Discover Wilson, NC
Wilson, North Carolina is known for having some of the best barbecue on the East Coast and the largest antique district on the Eastern Seaboard with more than 350,000 square feet of antiques. A town of historic charm, grace and pride and a huge arts community, Wilson has 250 active artists, a very active Arts Center and a Cultural Center that features more than 16 performances annually.
In the spring each year Wilson celebrates its Theatre of the American South which spotlights fine Southern plays. This annual spring festival features two plays in repertory, as well as culinary demonstrations, a speaker series, a dinner theater production, and musical performances showcasing the richness of the Southern way of life.
One local performer who has great attention is Vollis Simpson. A folk artist, Simpson started making and erecting his whimsical, moveable art structures in the early 1980s. The first of his moveable art pieces were placed on his farm just off Wiggins Mill Road in Lucama, NC. He has been featured in numerous magazines, books, newspapers and publications from all over the world. In 1997 the Wilson Visitors Bureau started promoting this attraction as the “Whirligigs”. His work has been filmed for segments on UNC Public TV, the Farmers Almanac and others. There is even a restaurant in Baltimore that featured a “Whirligig” pie in his honor.

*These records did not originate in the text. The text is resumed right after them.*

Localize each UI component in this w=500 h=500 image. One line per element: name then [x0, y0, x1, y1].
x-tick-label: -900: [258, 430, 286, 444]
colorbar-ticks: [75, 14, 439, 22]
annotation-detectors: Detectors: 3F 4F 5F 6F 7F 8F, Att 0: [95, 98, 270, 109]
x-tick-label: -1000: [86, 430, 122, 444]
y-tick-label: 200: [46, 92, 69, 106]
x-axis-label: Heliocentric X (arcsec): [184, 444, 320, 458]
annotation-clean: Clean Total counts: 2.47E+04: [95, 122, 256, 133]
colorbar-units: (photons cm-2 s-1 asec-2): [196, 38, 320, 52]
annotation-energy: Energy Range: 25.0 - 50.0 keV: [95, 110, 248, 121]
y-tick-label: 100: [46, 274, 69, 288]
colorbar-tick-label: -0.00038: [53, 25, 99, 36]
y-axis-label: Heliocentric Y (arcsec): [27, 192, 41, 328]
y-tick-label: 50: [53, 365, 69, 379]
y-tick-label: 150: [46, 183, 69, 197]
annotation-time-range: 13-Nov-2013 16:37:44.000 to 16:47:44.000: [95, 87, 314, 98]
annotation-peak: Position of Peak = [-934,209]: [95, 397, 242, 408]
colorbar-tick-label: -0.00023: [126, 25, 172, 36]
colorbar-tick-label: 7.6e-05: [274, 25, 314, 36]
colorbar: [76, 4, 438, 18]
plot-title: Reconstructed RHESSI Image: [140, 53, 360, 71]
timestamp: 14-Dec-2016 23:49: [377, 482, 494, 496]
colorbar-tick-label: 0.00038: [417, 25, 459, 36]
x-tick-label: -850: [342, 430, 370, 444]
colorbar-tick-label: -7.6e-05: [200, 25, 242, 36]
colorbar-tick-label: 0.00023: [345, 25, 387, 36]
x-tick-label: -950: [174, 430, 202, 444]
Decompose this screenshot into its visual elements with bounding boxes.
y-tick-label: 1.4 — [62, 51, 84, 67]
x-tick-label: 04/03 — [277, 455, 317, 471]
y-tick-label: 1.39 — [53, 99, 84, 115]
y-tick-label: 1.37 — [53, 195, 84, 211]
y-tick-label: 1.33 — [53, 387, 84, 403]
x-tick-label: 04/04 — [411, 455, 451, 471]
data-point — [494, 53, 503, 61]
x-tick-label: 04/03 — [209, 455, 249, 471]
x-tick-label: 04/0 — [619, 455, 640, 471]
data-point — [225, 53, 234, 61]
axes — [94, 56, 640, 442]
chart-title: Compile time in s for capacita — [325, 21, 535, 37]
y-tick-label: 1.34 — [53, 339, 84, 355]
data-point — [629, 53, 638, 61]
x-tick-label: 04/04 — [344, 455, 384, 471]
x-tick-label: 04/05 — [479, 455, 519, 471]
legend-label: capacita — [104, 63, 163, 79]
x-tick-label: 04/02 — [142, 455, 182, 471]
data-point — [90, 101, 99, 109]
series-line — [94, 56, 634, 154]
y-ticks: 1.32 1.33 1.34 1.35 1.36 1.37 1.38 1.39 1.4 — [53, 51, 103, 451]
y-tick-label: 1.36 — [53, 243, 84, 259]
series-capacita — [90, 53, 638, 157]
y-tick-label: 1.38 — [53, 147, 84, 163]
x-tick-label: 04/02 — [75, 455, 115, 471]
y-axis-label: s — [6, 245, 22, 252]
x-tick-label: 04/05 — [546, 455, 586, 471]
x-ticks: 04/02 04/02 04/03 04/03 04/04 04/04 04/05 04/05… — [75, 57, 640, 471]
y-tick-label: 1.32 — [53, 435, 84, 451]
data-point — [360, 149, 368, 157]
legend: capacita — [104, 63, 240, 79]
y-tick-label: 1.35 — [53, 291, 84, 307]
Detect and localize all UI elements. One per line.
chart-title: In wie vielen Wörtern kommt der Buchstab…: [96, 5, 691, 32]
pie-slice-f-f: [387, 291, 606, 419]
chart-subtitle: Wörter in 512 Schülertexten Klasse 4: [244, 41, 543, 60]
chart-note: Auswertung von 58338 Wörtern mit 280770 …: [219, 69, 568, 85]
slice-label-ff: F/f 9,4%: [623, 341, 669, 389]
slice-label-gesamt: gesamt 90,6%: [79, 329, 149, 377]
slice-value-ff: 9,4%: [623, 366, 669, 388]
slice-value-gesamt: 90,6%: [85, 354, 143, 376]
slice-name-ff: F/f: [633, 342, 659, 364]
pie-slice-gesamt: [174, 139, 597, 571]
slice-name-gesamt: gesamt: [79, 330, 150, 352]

Vollis’s Whirligigs can been seen throughout the south. There are four sculptures permanently erected in Atlanta at the intersection of Courtland Avenue & McGill Street. These sculptures were used at the 1996 Olympic Games. The North Carolina Museum of Art has a 50 foot sculpture, and in downtown Raleigh two blocks from the Exploris are several sculptures.
His work can be seen at the Inner Harbor at the Visionary Art Museum in Baltimore, Maryland. The Fearrington Village in Pittsboro, NC has several “Whirligigs” on their property and has a shop called “Whirligigs” Kids. There is a “Whirligig” at the Tobacco Farm Life Museum in Kenly, NC, and at the Wilson Rose Garden.
Wilson is also known as the “City of Beautiful Trees.” Visitors can stroll tree-lined streets of historic districts in downtown Wilson and purchase works by local artists at the Wilson Arts Center, Barton College Art Museum or The North Star Gallery and enjoy a theatrical performance at the Edna Boykin Cultural Center.
Excitement and discovery awaits both children and adults at the Imagination Station Science Museum where guests can race a cheetah, play a harp with invisible strings, or get eye-to-eye with a boa constrictor.